Ricky Ponting was born in December 1974, just as England’s last few fingers were being prised from the Ashes. He came to cricket maturity during an era in which the trophy was regarded as an Australian birthright, and never looked a more accomplished leader than in the summer of 2006–07 when England was flayed five-zip. But this northern sojourn could be regarded as his Ashes acid test.

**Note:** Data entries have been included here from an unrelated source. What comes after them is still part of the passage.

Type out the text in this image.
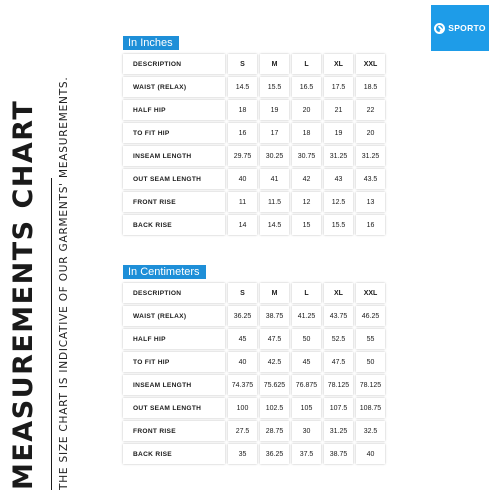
MEASUREMENTS CHART THE SIZE CHART IS INDICATIVE OF OUR GARMENTS' MEASUREMENTS.
SPORTO
In Inches
DESCRIPTION	S	M	L	XL	XXL
WAIST (RELAX)	14.5	15.5	16.5	17.5	18.5
HALF HIP	18	19	20	21	22
TO FIT HIP	16	17	18	19	20
INSEAM LENGTH	29.75	30.25	30.75	31.25	31.25
OUT SEAM LENGTH	40	41	42	43	43.5
FRONT RISE	11	11.5	12	12.5	13
BACK RISE	14	14.5	15	15.5	16
In Centimeters
DESCRIPTION	S	M	L	XL	XXL
WAIST (RELAX)	36.25	38.75	41.25	43.75	46.25
HALF HIP	45	47.5	50	52.5	55
TO FIT HIP	40	42.5	45	47.5	50
INSEAM LENGTH	74.375	75.625	76.875	78.125	78.125
OUT SEAM LENGTH	100	102.5	105	107.5	108.75
FRONT RISE	27.5	28.75	30	31.25	32.5
BACK RISE	35	36.25	37.5	38.75	40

While nearly 23 000 international runs appear to brook no argument, Ponting’s Test average in England is a modest 42, as distinct from 58 everywhere else. Ponting prospers when the ball is bouncing, for his pet pull shot, and deviating relatively little, so he can play his bread-and-butter leg-side strokes with impunity; English conditions sometimes make it hard for him. He compiled a century in his first innings on English soil, but his two hundreds since came amid first a defeat, then a draw interspersing two defeats. Snip the relevant Tests out and his average dwindles to 28.

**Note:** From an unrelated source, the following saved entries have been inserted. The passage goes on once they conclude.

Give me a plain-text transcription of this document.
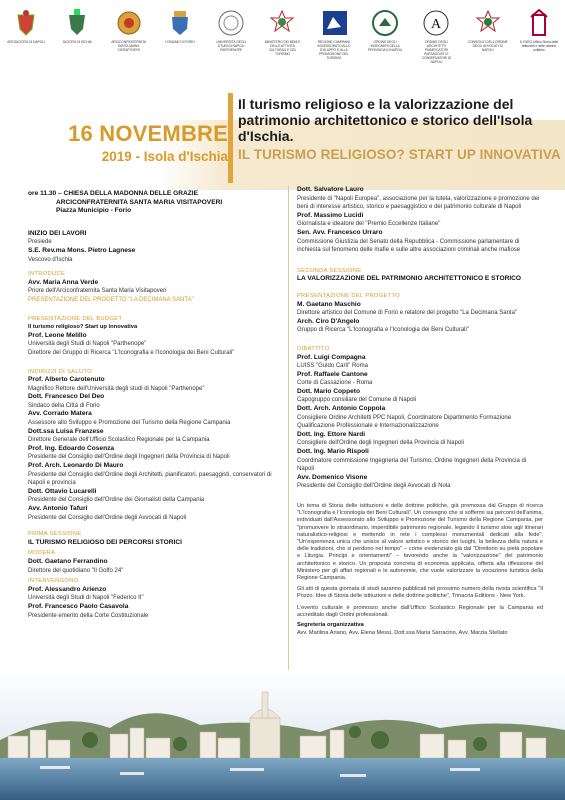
ARCIDIOCESI DI NAPOLI	DIOCESI DI ISCHIA	ARCICONFRATERNITA SANTA MARIA VISITAPOVERI
COMUNE DI FORIO	UNIVERSITÀ DEGLI STUDI DI NAPOLI PARTHENOPE
MINISTERO DEI BENI E DELLE ATTIVITÀ CULTURALI E DEL TURISMO
REGIONE CAMPANIA ASSESSORATO ALLO SVILUPPO E ALLA PROMOZIONE DEL TURISMO
ORDINE DEGLI INGEGNERI DELLA PROVINCIA DI NAPOLI
A
ORDINE DEGLI ARCHITETTI PIANIFICATORI PAESAGGISTI E CONSERVATORI DI NAPOLI
CONSIGLIO DELL'ORDINE DEGLI AVVOCATI DI NAPOLI
IL FARO Ufficio Storia delle istituzioni e delle dottrine politiche
16 NOVEMBRE
2019 - Isola d'Ischia
Il turismo religioso e la valorizzazione del patrimonio architettonico e storico dell'Isola d'Ischia.
IL TURISMO RELIGIOSO? START UP INNOVATIVA
ore 11.30 – CHIESA DELLA MADONNA DELLE GRAZIE
ARCICONFRATERNITA SANTA MARIA VISITAPOVERI
Piazza Municipio - Forio
INIZIO DEI LAVORI
Presiede
S.E. Rev.ma Mons. Pietro Lagnese
Vescovo d'Ischia
INTRODUCE
Avv. Maria Anna Verde
Priore dell'Arciconfraternita Santa Maria Visitapoveri
PRESENTAZIONE DEL PROGETTO "LA DECIMANA SANTA"
PRESENTAZIONE DEL BUDGET
Il turismo religioso? Start up innovativa
Prof. Leone Melillo
Università degli Studi di Napoli "Parthenope"
Direttore del Gruppo di Ricerca "L'Iconografia e l'Iconologia dei Beni Culturali"
INDIRIZZI DI SALUTO
Prof. Alberto Carotenuto
Magnifico Rettore dell'Università degli studi di Napoli "Parthenope"
Dott. Francesco Del Deo
Sindaco della Città di Forio
Avv. Corrado Matera
Assessore allo Sviluppo e Promozione del Turismo della Regione Campania
Dott.ssa Luisa Franzese
Direttore Generale dell'Ufficio Scolastico Regionale per la Campania
Prof. Ing. Edoardo Cosenza
Presidente del Consiglio dell'Ordine degli Ingegneri della Provincia di Napoli
Prof. Arch. Leonardo Di Mauro
Presidente del Consiglio dell'Ordine degli Architetti, pianificatori, paesaggisti, conservatori di Napoli e provincia
Dott. Ottavio Lucarelli
Presidente del Consiglio dell'Ordine dei Giornalisti della Campania
Avv. Antonio Tafuri
Presidente del Consiglio dell'Ordine degli Avvocati di Napoli
PRIMA SESSIONE
IL TURISMO RELIGIOSO DEI PERCORSI STORICI
MODERA
Dott. Gaetano Ferrandino
Direttore del quotidiano "Il Golfo 24"
INTERVENGONO
Prof. Alessandro Arienzo
Università degli Studi di Napoli "Federico II"
Prof. Francesco Paolo Casavola
Presidente emerito della Corte Costituzionale
Dott. Salvatore Lauro
Presidente di "Napoli Europea", associazione per la tutela, valorizzazione e promozione dei beni di interesse artistico, storico e paesaggistico e del patrimonio culturale di Napoli
Prof. Massimo Lucidi
Giornalista e ideatore del "Premio Eccellenze Italiane"
Sen. Avv. Francesco Urraro
Commissione Giustizia del Senato della Repubblica - Commissione parlamentare di inchiesta sul fenomeno delle mafie e sulle altre associazioni criminali anche mafiose
SECONDA SESSIONE
LA VALORIZZAZIONE DEL PATRIMONIO ARCHITETTONICO E STORICO
PRESENTAZIONE DEL PROGETTO
M. Gaetano Maschio
Direttore artistico del Comune di Forio e relatore del progetto "La Decimana Santa"
Arch. Ciro D'Angelo
Gruppo di Ricerca "L'Iconografia e l'Iconologia dei Beni Culturali"
DIBATTITO
Prof. Luigi Compagna
LUISS "Guido Carli" Roma
Prof. Raffaele Cantone
Corte di Cassazione - Roma
Dott. Mario Coppeto
Capogruppo consiliare del Comune di Napoli
Dott. Arch. Antonio Coppola
Consigliere Ordine Architetti PPC Napoli, Coordinatore Dipartimento Formazione Qualificazione Professionale e Internazionalizzazione
Dott. Ing. Ettore Nardi
Consigliere dell'Ordine degli Ingegneri della Provincia di Napoli
Dott. Ing. Mario Rispoli
Coordinatore commissione Ingegneria del Turismo, Ordine Ingegneri della Provincia di Napoli
Avv. Domenico Visone
Presidente del Consiglio dell'Ordine degli Avvocati di Nola
Un tema di Storia delle istituzioni e delle dottrine politiche, già promossa dal Gruppo di ricerca "L'Iconografia e l'Iconologia dei Beni Culturali". Un convegno che si soffermi sui percorsi dell'anima, individuati dall'Assessorato allo Sviluppo e Promozione del Turismo della Regione Campania, per "promuovere lo straordinario, imperdibile patrimonio regionale, legando il turismo slow agli itinerari naturalistico-religiosi e mettendo in rete i complessi monumentali dedicati alla fede". "Un'esperienza unica che unisce al valore artistico e storico dei luoghi, la bellezza della natura e delle tradizioni, che si perdono nel tempo" – come evidenziato già dal "Direttorio su pietà popolare e Liturgia. Principi e orientamenti" – favorendo anche la "valorizzazione" del patrimonio architettonico e storico. Un proposta concreta di economia applicata, offerta alla riflessione del Ministero per gli affari regionali e le autonomie, che vuole valorizzare la vocazione turistica della Regione Campania.
Gli atti di questa giornata di studi saranno pubblicati nel prossimo numero della rivista scientifica "Il Pozzo. Idee di Storia delle istituzioni e delle dottrine politiche", Trinacria Editions - New York.
L'evento culturale è promosso anche dall'Ufficio Scolastico Regionale per la Campania ed accreditato dagli Ordini professionali.
Segreteria organizzativa
Avv. Marilina Ariano, Avv. Elena Messi, Dott.ssa Maria Sarracino, Avv. Marzia Stellato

Ponting bounced back smartly from the disappointments of 2005; indeed, some part of him probably found them motivating, for he tackled the rematch with a cold, iron will. Yet he returns to England with a team that looks to him now more than ever. Australia’s middle order in the last year has been as volatile as the Dow, with Michael Hussey tentative, Andrew Symonds vagrant and Adam Gilchrist absent; even vice-captain Michael Clarke, with whom Ponting shared the Allan Border Medal, was below par in South Africa. Sometimes, as during Ponting’s asymmetric double of 101 and 99 during the Boxing Day Test, he seems to be playing in a different game to his teammates. Once in a while, especially during the gruelling Nagpur Test in which his captaincy was harshly belittled, he might almost have wanted to.

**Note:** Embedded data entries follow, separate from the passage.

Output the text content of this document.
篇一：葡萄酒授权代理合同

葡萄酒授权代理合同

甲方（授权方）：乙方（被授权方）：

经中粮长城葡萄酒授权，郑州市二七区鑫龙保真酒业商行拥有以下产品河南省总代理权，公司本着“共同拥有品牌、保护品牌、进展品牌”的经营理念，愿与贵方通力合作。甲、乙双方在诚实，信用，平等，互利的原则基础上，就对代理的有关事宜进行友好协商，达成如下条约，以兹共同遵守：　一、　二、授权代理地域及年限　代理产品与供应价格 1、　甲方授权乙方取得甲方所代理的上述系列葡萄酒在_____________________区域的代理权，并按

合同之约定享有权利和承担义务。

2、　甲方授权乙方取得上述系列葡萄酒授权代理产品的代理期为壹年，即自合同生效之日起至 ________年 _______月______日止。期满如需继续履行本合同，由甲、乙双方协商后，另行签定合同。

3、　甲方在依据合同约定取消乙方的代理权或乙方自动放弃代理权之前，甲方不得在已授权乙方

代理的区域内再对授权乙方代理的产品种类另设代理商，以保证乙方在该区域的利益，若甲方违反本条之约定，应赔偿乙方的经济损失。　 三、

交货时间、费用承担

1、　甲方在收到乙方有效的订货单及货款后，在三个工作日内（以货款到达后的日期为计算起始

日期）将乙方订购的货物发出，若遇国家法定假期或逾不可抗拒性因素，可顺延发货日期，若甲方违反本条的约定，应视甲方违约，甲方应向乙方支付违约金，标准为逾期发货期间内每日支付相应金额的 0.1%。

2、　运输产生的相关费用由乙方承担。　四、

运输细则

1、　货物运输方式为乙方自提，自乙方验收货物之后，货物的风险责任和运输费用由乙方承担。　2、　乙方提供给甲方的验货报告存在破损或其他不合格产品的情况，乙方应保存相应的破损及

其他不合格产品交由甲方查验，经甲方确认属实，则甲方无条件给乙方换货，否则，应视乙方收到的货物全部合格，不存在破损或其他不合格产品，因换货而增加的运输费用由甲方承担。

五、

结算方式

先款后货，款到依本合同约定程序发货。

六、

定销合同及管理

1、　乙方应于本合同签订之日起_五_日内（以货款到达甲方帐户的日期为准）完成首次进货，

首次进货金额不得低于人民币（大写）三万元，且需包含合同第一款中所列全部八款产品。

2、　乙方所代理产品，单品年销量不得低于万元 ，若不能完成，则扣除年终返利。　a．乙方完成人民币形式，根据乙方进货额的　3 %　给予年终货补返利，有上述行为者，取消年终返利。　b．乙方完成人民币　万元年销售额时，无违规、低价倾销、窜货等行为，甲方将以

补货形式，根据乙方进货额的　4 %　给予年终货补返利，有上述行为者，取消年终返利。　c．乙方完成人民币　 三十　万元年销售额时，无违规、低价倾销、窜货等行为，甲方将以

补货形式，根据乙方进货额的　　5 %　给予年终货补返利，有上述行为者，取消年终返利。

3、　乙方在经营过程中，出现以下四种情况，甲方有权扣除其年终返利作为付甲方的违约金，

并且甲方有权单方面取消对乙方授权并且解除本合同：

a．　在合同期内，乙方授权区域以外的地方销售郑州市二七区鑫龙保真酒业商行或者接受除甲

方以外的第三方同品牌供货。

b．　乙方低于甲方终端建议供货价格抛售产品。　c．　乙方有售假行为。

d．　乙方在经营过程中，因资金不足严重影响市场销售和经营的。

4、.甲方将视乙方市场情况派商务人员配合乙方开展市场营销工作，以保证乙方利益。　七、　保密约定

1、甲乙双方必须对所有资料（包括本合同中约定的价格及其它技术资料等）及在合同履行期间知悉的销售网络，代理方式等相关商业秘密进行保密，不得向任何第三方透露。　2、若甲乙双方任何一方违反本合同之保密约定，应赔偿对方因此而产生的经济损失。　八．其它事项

In Ponting’s favour this summer is England’s attack, which will hold few terrors for him. That bodes well for Australia. Twenty-seven of Ponting’s thirty-seven Test hundreds have been compiled in eighty-nine winning causes—a remarkable ratio. He has the gift, in other words, not merely of making runs, but of making them in circumstances that combine successfully with the efforts of others—his runs have what an economist would call a multiplier effect. The effect seems to work on himself too. Ponting always looks the more poised and decisive captain when he is batting fluently, with the corollary that, unlike Mark Taylor, his leadership authority appears to dwindle, or at least not be exercised so confidently, when his scores thin.
Although the team Ponting brings with him is nominally less impressive than four years ago, it looks more assuredly his. There is no John Buchanan speaking in riddles. There’s neither Warne nor McGrath, neither Hayden nor Langer; the batting’s other survivor is flinty Simon Katich, to whom Ponting is close. The attack bowled for Ponting in their dreams before the chance to do so in reality, and have played under no other captain. Ponting’s trip matters in another ineradicable respect. While he has taken steps to be fresh for his Ashes challenge, skipping both the Indian Premier League and Australia’s Dubai derby against Pakistan, it’s possible that this will be his last trip to England, for he will be in his thirty-ninth year by the time the next is scheduled, and his young family is expanding.
Towards the end of his career, Steve Waugh was apt to invoke India as his ‘final frontier’. England now occupies a similar place in Ponting’s objectives.